Venture capital-backed companies directly and indirectly created 66,400 jobs in Ireland over 10 years and close to 4,000 of these jobs were created between 2009-2012, in the midst of the recession.
The study The Economic Impact of Venture Capital in Ireland – 2012 by the Centre for Entrepreneurial Studies in University College Dublin (UCD) estimates that during 10 years, venture-capital supported companies created 16,400 jobs. The report estimates these companies support up to three additional indirect downstream jobs or a further 50,000.
The UCD report finds that the job-creation performance of VC-backed companies has been significantly better than in the IT and communications sector and in the economy generally.
Venture-backed companies increased employment by 19.3pc in 2012 and by 10.5pc per annum since 2009.
This compares to an overall increase in employment in the economy of 0.06pc in 2012 and to a decrease of 1.3pc per annum since 2009.
Within the high-technology sector, the increases were 31.2pc for 2012 and 13.7pc per annum since 2009.
Brendan Butler, chairman, InterTradeIreland EquityNetwork, added that VC-backed companies generated exports of €1.5bn since 2009 and represent almost 30pc of all SMEs’ share of total spend on BERD (Business Expenditure on Research and Development).
Mark Horgan, chairman, Irish Venture Capital Association, said an important finding of the UCD study was the role of venture capital in stimulating entrepreneurship.
“Venture-capital investment helps to build companies and nourishes the entrepreneurial ecosystem. Successful Irish technology companies have spawned hundreds of start-ups, which have produced a new generation of serial entrepreneurs.”
Europe’s silicon island
There is no doubt that venture-capital backed firms continue to provide a substantial impetus to the ongoing development of a knowledge-based economy, said Prof Frank Roche of UCD.
“Ireland’s growing reputation as Europe’s silicon island is reflected in the fact that venture capital invests 94pc of funds in knowledge-based companies. This is the highest technology rating in Europe where the average is 32pc.”
Commenting on the findings of the report, the Minister for Jobs, Enterprise and Employment Richard Bruton said the Government’s €175m investment in venture capital can be leveraged by the venture capital industry up to €700m.
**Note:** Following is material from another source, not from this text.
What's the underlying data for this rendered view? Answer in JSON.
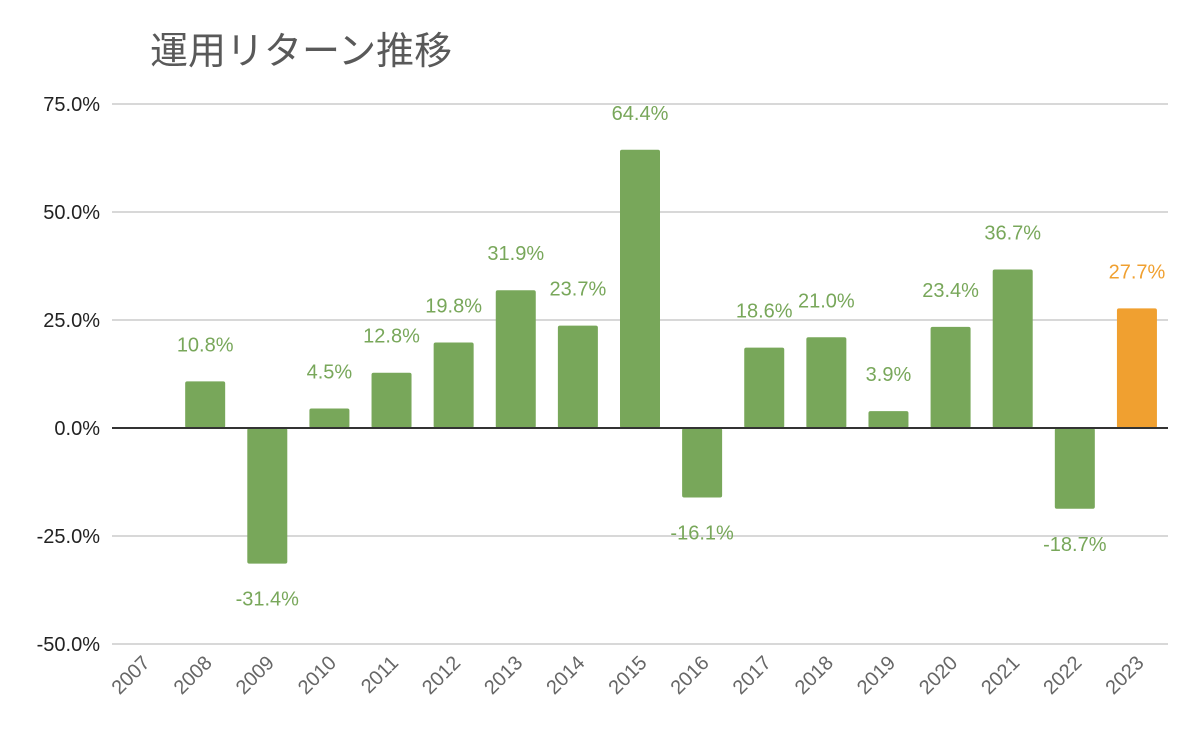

“Ireland is recognised globally for its success in attracting the world’s leading technology multinationals but we must also back the creation of a vibrant indigenous base of Irish technology players.
“Through the Government’s Action Plan for Jobs we are putting in place a number of measures to achieve this, in particular the establishment of the €175m Seed and Venture Capital Scheme 2013-2018. This scheme aims to leverage a total of up to €700m for investment in high-growth Irish tech companies.
“The findings published by UCD today confirm the importance of venture capital in helping to create indigenous high-level jobs, with thousands of jobs created as a result of venture investment. I am determined that, with proper implementation of our schemes we can see thousands more created over the coming years,” Bruton said.